If you are fond of the classic tiramisù, you would definitely enjoy this fresh twist on the popular Italian coffee dessert. Strawberry and Rhubarb tiramisù is a great dessert choice for a spring celebration like Mother’s Day. You can serve it in a large dish for a family-style dessert, or in individual glasses or elegant cups for a more delightful presentation.
Although the recipe has several components and it seems like a lot of work, the roasted strawberry and rhubarb compote, the syrup and the mascarpone cream can be made up to 3 days in advance and the tiramisu can be assembled very fast, 3 or 4 hours before serving it.
Strawberry and Rhubarb Tiramisù
Strawberry and Rhubarb Compote
- 4 rhubarb stalk, cut into 1-inch pieces
- 2 cups strawberries, hulled and cut in half
- 3/4 cup sugar
- 2 tablespoon honey
- 1 cinnamon stick
Mix the ingredients together in an oven proof dish. Cover and bake for 25 minutes in a 350F preheated oven.
- 1 cup water
- 1/2 cup sugar
Mix water and sugar in a small sauce pan. Bring to a boil. Turn off the heat and place in refrigerator to cool (it can be made several days in advance).
- 4 egg yolks
- 1/3 cup sugar
- 1/2 pound mascarpone; room temperature
- 1 cup heavy cream
Whisk the yolks with the sugar. Whisk over a pan of simmering water until thickened. Remove and beat by machine until cold. Smash the Mascarpone smooth in a bowl with a rubber spatula. Fold in the filling. Whip the cream and fold it in.

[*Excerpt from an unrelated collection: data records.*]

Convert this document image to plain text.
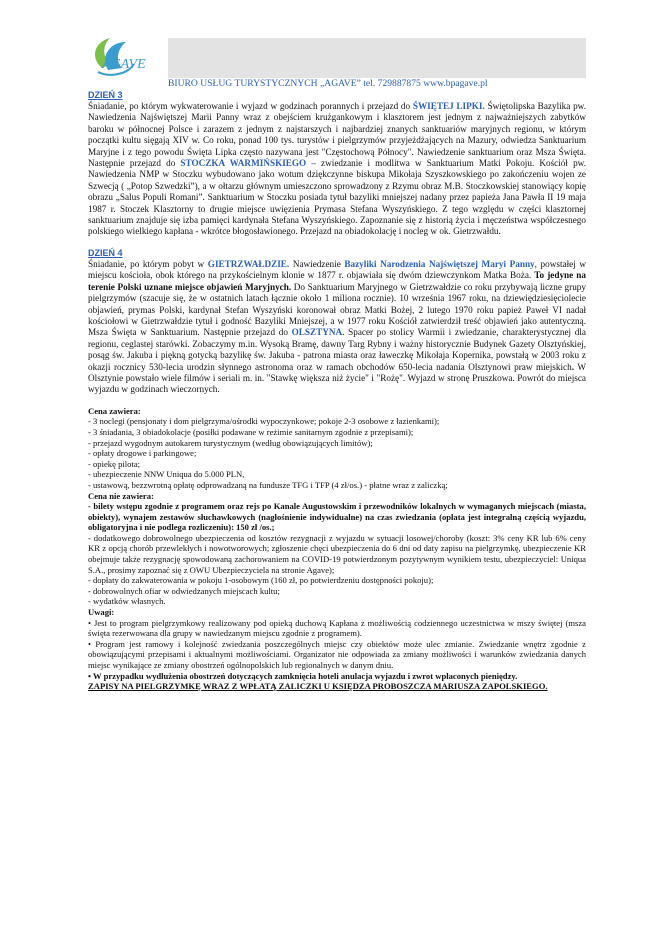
AGAVE
BIURO USŁUG TURYSTYCZNYCH „AGAVE” tel. 729887875 www.bpagave.pl
DZIEŃ 3

Śniadanie, po którym wykwaterowanie i wyjazd w godzinach porannych i przejazd do ŚWIĘTEJ LIPKI. Świętolipska Bazylika pw. Nawiedzenia Najświętszej Marii Panny wraz z obejściem krużgankowym i klasztorem jest jednym z najważniejszych zabytków baroku w północnej Polsce i zarazem z jednym z najstarszych i najbardziej znanych sanktuariów maryjnych regionu, w którym początki kultu sięgają XIV w. Co roku, ponad 100 tys. turystów i pielgrzymów przyjeżdżających na Mazury, odwiedza Sanktuarium Maryjne i z tego powodu Święta Lipka często nazywana jest "Częstochową Północy". Nawiedzenie sanktuarium oraz Msza Święta. Następnie przejazd do STOCZKA WARMIŃSKIEGO – zwiedzanie i modlitwa w Sanktuarium Matki Pokoju. Kościół pw. Nawiedzenia NMP w Stoczku wybudowano jako wotum dziękczynne biskupa Mikołaja Szyszkowskiego po zakończeniu wojen ze Szwecją ( „Potop Szwedzki”), a w ołtarzu głównym umieszczono sprowadzony z Rzymu obraz M.B. Stoczkowskiej stanowiący kopię obrazu „Salus Populi Romani”. Sanktuarium w Stoczku posiada tytuł bazyliki mniejszej nadany przez papieża Jana Pawła II 19 maja 1987 r. Stoczek Klasztorny to drugie miejsce uwięzienia Prymasa Stefana Wyszyńskiego. Z tego względu w części klasztornej sanktuarium znajduje się izba pamięci kardynała Stefana Wyszyńskiego. Zapoznanie się z historią życia i męczeństwa współczesnego polskiego wielkiego kapłana - wkrótce błogosławionego. Przejazd na obiadokolację i nocleg w ok. Gietrzwałdu.

DZIEŃ 4

Śniadanie, po którym pobyt w GIETRZWAŁDZIE. Nawiedzenie Bazyliki Narodzenia Najświętszej Maryi Panny, powstałej w miejscu kościoła, obok którego na przykościelnym klonie w 1877 r. objawiała się dwóm dziewczynkom Matka Boża. To jedyne na terenie Polski uznane miejsce objawień Maryjnych. Do Sanktuarium Maryjnego w Gietrzwałdzie co roku przybywają liczne grupy pielgrzymów (szacuje się, że w ostatnich latach łącznie około 1 miliona rocznie). 10 września 1967 roku, na dziewiędziesięciolecie objawień, prymas Polski, kardynał Stefan Wyszyński koronował obraz Matki Bożej, 2 lutego 1970 roku papież Paweł VI nadał kościołowi w Gietrzwałdzie tytuł i godność Bazyliki Mniejszej, a w 1977 roku Kościół zatwierdził treść objawień jako autentyczną. Msza Święta w Sanktuarium. Następnie przejazd do OLSZTYNA. Spacer po stolicy Warmii i zwiedzanie, charakterystycznej dla regionu, ceglastej starówki. Zobaczymy m.in. Wysoką Bramę, dawny Targ Rybny i ważny historycznie Budynek Gazety Olsztyńskiej, posąg św. Jakuba i piękną gotycką bazylikę św. Jakuba - patrona miasta oraz ławeczkę Mikołaja Kopernika, powstałą w 2003 roku z okazji rocznicy 530-lecia urodzin słynnego astronoma oraz w ramach obchodów 650-lecia nadania Olsztynowi praw miejskich. W Olsztynie powstało wiele filmów i seriali m. in. "Stawkę większa niż życie" i "Rożę". Wyjazd w stronę Pruszkowa. Powrót do miejsca wyjazdu w godzinach wieczornych.

Cena zawiera:
- 3 noclegi (pensjonaty i dom pielgrzyma/ośrodki wypoczynkowe; pokoje 2-3 osobowe z łazienkami);
- 3 śniadania, 3 obiadokolacje (posiłki podawane w reżimie sanitarnym zgodnie z przepisami);
- przejazd wygodnym autokarem turystycznym (według obowiązujących limitów);
- opłaty drogowe i parkingowe;
- opiekę pilota;
- ubezpieczenie NNW Uniqua do 5.000 PLN,
- ustawową, bezzwrotną opłatę odprowadzaną na fundusze TFG i TFP (4 zł/os.) - płatne wraz z zaliczką;
Cena nie zawiera:
- bilety wstępu zgodnie z programem oraz rejs po Kanale Augustowskim i przewodników lokalnych w wymaganych miejscach (miasta, obiekty), wynajem zestawów słuchawkowych (nagłośnienie indywidualne) na czas zwiedzania (opłata jest integralną częścią wyjazdu, obligatoryjna i nie podlega rozliczeniu): 150 zł /os.;
- dodatkowego dobrowolnego ubezpieczenia od kosztów rezygnacji z wyjazdu w sytuacji losowej/choroby (koszt: 3% ceny KR lub 6% ceny KR z opcją chorób przewlekłych i nowotworowych; zgłoszenie chęci ubezpieczenia do 6 dni od daty zapisu na pielgrzymkę, ubezpieczenie KR obejmuje także rezygnację spowodowaną zachorowaniem na COVID-19 potwierdzonym pozytywnym wynikiem testu, ubezpieczyciel: Uniqua S.A., prosimy zapoznać się z OWU Ubezpieczyciela na stronie Agave);
- dopłaty do zakwaterowania w pokoju 1-osobowym (160 zł, po potwierdzeniu dostępności pokoju);
- dobrowolnych ofiar w odwiedzanych miejscach kultu;
- wydatków własnych.
Uwagi:
• Jest to program pielgrzymkowy realizowany pod opieką duchową Kapłana z możliwością codziennego uczestnictwa w mszy świętej (msza święta rezerwowana dla grupy w nawiedzanym miejscu zgodnie z programem).
• Program jest ramowy i kolejność zwiedzania poszczególnych miejsc czy obiektów może ulec zmianie. Zwiedzanie wnętrz zgodnie z obowiązującymi przepisami i aktualnymi możliwościami. Organizator nie odpowiada za zmiany możliwości i warunków zwiedzania danych miejsc wynikające ze zmiany obostrzeń ogólnopolskich lub regionalnych w danym dniu.
• W przypadku wydłużenia obostrzeń dotyczących zamknięcia hoteli anulacja wyjazdu i zwrot wpłaconych pieniędzy.
ZAPISY NA PIELGRZYMKĘ WRAZ Z WPŁATĄ ZALICZKI U KSIĘDZA PROBOSZCZA MARIUSZA ZAPOLSKIEGO.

- 30 savoiardi (ladyfinger cookies)
To assemble the tiramisù, place a layer of the ladyfingers in the bottom of individual glasses soaked with the syrup. Spread with some of the mascarpone cream to cover. Add the strawberry and rhubarb compote. Repeat with the ladyfingers, syrup, cream and compote. Place a last layer of ladyfingers on the top and soak with more syrup. Spread the remaining filling and decorate with the rest of the compote. Refrigerate several hours before serving.